Who knew conservatives were, at heart, a bunch of dirty fucking hippies?
That's the new meme coming from the right. Fox's Shep Smith wants to know if "anyone talking about the fact that this is illegal, this operation was illegal, or is that a matter that's going to be left for another day?"
And on his Fox show Freedom Watch, Andrew Napolitano declared that the assassination is dangerous and unlawful:
This business of the president deciding to kill people is very dangerous and very unlawful. Put aside that governmental assassination is a violation of the Constitution. Put aside that this killing was not in self-defense and was without a declaration of war. Put aside the law that the president may never order the killing of civilians?period. And put aside that governmental killing violates at least four treaties and three federal statutes.
Right. So now the Constitution and various treaties are of utmost importance. Back in the Bush years, they were, according to White House Counsel Alberto Gonzales, "quaint" and "obsolete."
And back then, conservatives weren't clutching their pearls about Bush's "dead or alive" mandate:
On Sept. 17, after Bush remarked that bin Laden is "wanted dead or alive," White House spokesman Ari Fleischer said Executive Order 12333, signed Dec. 4, 1981, by President Ronald Reagan, remains in effect. Like its counterparts under Presidents Gerald R. Ford and Jimmy Carter, Executive Orders 11905 and 12306, the directive forbids assassination but does not define the term. Fleischer declined four times to interpret the text. "I'm going to just repeat my words and others will figure out the exact implications of them, but it does not inhibit the nation's ability to act in self-defense," he said.Defense Secretary Donald H. Rumsfeld, speaking Oct. 15, went slightly further.

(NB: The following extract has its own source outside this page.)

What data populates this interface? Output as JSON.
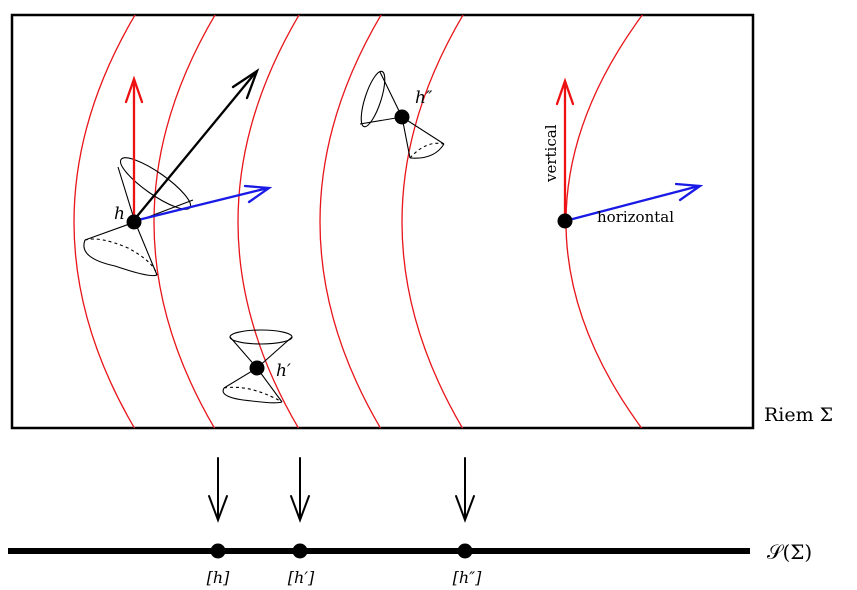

"It is certainly within the president's power to direct that, in our self-defense, we take this battle to the terrorists and that means to the leadership and command and control capabilities of terrorist networks," he said.

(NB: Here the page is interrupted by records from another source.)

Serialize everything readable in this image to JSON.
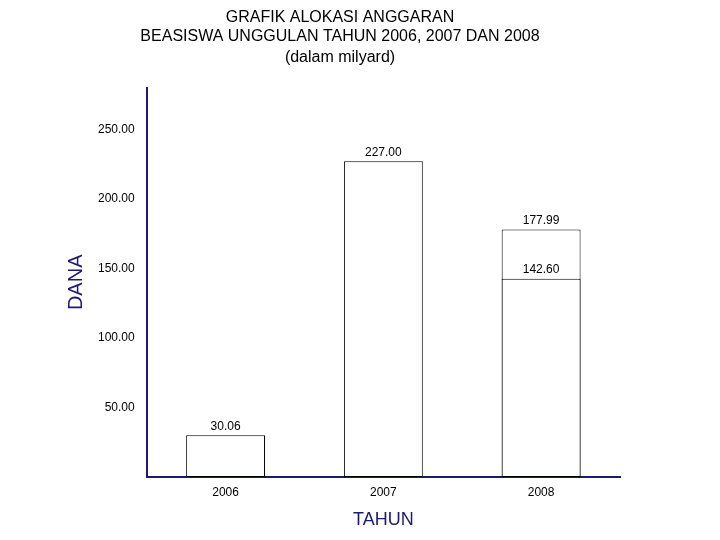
{
  "chart_data": {
    "type": "bar",
    "title": [
      "GRAFIK ALOKASI ANGGARAN",
      "BEASISWA UNGGULAN TAHUN 2006, 2007 DAN 2008"
    ],
    "subtitle": "(dalam milyard)",
    "x_label": "TAHUN",
    "y_label": "DANA",
    "categories": [
      "2006",
      "2007",
      "2008"
    ],
    "series": [
      {
        "color": "#ffffff",
        "values": [
          30.06,
          227.0,
          177.99
        ],
        "value_labels": [
          "30.06",
          "227.00",
          "177.99"
        ]
      },
      {
        "color": "#ffffff",
        "values": [
          null,
          null,
          142.6
        ],
        "value_labels": [
          null,
          null,
          "142.60"
        ]
      }
    ],
    "ylim": [
      0,
      280
    ],
    "yticks": [
      {
        "value": 50,
        "label": "50.00"
      },
      {
        "value": 100,
        "label": "100.00"
      },
      {
        "value": 150,
        "label": "150.00"
      },
      {
        "value": 200,
        "label": "200.00"
      },
      {
        "value": 250,
        "label": "250.00"
      }
    ],
    "grid": false,
    "data_labels": true
  }
}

And remember when Karl Rove explained the difference between conservatives and liberals?
Conservatives saw the savagery of 9-11 and the attacks and prepared for war; liberals saw the savagery of the 9-11 attacks and wanted to prepare indictments and offer therapy and understanding for our attackers.

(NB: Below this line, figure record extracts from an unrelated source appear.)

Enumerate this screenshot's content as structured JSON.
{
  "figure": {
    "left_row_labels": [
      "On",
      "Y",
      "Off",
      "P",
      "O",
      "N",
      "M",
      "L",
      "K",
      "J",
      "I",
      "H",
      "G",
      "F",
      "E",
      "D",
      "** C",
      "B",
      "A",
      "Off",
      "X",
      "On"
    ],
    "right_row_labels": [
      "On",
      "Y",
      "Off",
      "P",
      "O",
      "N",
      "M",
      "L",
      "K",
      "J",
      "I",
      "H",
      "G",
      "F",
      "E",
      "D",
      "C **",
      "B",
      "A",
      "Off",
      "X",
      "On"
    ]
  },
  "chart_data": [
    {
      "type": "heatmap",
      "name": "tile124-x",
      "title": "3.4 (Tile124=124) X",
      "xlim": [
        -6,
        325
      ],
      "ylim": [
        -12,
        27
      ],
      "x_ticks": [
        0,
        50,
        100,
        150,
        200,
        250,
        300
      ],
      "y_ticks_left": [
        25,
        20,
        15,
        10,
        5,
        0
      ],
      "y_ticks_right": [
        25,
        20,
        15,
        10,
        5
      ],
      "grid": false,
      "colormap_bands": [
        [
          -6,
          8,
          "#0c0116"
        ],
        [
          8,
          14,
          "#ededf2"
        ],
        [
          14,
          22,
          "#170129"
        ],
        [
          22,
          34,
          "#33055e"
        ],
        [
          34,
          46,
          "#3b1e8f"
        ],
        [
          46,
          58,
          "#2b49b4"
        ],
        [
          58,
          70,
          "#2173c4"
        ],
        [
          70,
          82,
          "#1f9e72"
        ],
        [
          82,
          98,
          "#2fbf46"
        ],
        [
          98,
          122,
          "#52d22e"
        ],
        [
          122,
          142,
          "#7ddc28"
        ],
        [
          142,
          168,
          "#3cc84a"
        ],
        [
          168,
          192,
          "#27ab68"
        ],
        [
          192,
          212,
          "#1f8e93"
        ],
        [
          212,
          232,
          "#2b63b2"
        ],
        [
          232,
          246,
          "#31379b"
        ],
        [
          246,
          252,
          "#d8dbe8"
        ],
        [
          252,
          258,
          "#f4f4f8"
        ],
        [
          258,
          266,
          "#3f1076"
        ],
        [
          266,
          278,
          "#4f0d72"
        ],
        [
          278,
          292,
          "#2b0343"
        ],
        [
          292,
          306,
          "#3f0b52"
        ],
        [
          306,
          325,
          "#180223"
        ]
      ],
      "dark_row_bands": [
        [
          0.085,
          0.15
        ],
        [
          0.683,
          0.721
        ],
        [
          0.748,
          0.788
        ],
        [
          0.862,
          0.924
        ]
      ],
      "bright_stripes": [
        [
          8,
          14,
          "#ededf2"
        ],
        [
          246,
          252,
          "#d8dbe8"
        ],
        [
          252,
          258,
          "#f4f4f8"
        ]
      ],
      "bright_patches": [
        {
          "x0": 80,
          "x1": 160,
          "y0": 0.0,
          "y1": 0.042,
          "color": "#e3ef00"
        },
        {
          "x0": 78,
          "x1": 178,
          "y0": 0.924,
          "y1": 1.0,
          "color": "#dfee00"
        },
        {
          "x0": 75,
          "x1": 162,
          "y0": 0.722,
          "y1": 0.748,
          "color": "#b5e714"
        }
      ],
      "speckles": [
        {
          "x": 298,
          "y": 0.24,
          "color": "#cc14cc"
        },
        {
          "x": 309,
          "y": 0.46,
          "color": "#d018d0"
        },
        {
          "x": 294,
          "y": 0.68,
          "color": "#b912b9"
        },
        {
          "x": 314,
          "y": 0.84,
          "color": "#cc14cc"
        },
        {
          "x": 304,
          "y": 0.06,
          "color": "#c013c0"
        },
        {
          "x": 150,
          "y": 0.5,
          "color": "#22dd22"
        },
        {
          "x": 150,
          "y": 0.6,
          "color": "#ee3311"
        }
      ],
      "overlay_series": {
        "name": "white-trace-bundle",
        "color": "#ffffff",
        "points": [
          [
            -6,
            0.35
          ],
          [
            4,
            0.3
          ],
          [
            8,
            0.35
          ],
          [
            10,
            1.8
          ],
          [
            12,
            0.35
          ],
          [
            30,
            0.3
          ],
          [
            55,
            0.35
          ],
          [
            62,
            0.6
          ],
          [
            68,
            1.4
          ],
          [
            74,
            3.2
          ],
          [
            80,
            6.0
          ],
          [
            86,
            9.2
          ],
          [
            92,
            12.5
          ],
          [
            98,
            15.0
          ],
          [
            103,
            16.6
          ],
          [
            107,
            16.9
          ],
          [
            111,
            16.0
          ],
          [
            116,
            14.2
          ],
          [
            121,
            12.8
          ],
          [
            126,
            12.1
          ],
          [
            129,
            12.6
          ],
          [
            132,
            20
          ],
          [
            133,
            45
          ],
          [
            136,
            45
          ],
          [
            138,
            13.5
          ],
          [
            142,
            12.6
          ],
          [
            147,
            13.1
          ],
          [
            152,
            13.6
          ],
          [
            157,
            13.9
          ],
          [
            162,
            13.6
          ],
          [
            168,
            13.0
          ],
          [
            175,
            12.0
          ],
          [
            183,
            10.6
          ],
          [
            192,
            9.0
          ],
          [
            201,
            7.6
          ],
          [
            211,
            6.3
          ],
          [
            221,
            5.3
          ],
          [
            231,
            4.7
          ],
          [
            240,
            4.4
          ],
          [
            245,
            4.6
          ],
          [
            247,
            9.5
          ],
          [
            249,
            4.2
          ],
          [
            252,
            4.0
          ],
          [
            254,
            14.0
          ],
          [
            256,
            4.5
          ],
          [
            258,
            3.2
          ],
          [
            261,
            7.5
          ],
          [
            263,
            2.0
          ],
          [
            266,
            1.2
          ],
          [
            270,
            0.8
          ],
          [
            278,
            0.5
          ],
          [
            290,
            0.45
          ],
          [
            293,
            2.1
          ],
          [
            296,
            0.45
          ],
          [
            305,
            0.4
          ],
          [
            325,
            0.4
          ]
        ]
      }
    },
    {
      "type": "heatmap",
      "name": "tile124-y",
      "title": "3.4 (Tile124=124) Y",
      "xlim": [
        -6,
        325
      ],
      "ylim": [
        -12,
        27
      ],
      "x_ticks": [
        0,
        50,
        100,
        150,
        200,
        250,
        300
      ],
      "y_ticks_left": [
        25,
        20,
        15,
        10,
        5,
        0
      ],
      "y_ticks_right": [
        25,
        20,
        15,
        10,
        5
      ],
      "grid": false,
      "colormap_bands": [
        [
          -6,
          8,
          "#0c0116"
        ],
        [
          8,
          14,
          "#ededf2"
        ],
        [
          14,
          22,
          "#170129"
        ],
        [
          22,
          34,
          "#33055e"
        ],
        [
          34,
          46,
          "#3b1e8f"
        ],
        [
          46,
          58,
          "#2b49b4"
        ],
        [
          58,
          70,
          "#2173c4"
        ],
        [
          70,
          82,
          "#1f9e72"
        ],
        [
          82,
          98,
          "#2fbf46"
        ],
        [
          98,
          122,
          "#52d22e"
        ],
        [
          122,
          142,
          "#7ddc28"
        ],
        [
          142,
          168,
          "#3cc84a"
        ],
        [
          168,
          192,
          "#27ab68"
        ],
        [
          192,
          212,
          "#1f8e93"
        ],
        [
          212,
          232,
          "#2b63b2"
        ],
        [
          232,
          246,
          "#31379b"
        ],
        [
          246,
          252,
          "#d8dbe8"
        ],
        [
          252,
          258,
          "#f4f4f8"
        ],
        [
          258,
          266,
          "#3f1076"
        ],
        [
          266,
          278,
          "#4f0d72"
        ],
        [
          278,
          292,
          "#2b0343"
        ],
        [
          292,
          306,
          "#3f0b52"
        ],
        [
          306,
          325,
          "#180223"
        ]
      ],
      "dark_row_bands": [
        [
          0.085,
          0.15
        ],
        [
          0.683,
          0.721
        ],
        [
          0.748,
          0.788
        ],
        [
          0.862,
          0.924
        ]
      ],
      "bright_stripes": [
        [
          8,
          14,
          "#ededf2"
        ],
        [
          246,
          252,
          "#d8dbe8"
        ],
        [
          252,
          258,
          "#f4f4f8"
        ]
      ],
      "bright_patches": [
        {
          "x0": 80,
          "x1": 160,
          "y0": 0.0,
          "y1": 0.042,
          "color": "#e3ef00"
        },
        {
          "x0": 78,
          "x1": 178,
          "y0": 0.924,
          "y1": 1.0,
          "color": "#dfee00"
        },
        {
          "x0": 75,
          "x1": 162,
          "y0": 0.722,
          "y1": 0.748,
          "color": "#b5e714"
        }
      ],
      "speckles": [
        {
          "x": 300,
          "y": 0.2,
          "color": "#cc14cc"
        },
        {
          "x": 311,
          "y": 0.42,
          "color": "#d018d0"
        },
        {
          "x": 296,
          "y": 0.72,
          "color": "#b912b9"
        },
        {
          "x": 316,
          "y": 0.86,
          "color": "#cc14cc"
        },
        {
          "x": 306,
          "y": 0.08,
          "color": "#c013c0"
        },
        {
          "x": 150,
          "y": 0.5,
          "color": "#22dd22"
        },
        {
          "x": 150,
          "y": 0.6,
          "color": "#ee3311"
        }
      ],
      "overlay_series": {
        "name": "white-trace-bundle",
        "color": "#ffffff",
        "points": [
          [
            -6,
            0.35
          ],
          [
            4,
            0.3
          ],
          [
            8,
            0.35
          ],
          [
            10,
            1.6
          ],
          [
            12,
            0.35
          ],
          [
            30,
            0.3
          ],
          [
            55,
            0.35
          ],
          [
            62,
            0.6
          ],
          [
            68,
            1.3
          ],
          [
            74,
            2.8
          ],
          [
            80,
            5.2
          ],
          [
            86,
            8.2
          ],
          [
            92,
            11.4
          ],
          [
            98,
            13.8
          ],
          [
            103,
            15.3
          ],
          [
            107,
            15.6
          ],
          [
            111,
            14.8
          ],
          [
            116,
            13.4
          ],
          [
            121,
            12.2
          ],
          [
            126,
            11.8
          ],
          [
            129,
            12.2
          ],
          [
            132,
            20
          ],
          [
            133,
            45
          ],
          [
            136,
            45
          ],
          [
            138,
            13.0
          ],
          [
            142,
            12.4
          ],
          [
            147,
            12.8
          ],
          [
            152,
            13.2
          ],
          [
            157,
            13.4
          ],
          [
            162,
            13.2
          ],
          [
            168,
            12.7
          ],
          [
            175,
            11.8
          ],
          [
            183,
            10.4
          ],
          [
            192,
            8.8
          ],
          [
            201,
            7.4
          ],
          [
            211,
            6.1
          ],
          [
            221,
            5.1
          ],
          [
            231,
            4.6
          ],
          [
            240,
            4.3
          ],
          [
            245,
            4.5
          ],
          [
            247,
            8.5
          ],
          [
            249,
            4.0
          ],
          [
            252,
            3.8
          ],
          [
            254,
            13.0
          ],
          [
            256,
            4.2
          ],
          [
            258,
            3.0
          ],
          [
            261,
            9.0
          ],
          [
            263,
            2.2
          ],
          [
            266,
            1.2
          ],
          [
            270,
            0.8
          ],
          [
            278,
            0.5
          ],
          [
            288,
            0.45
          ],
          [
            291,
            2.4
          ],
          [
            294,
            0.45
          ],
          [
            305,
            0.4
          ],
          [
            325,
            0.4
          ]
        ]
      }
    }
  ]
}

But since it was President Obama who succeeded where Bush failed, now conservatives are oh-so-concerned about the legality of killing the world's number one evil doer.
Heck, even the Dalai Lama thinks the killing of OBL was justified. And he doesn't even believe in killing mosquitoes!
Congratulations, conservatives. Your single-minded, obsessive devotion to criticizing Obama, even when he does exactly what you've wanted for the past decade, has now put you to the left of the Dalai Lama.
Guess we'll see you at the next peace march.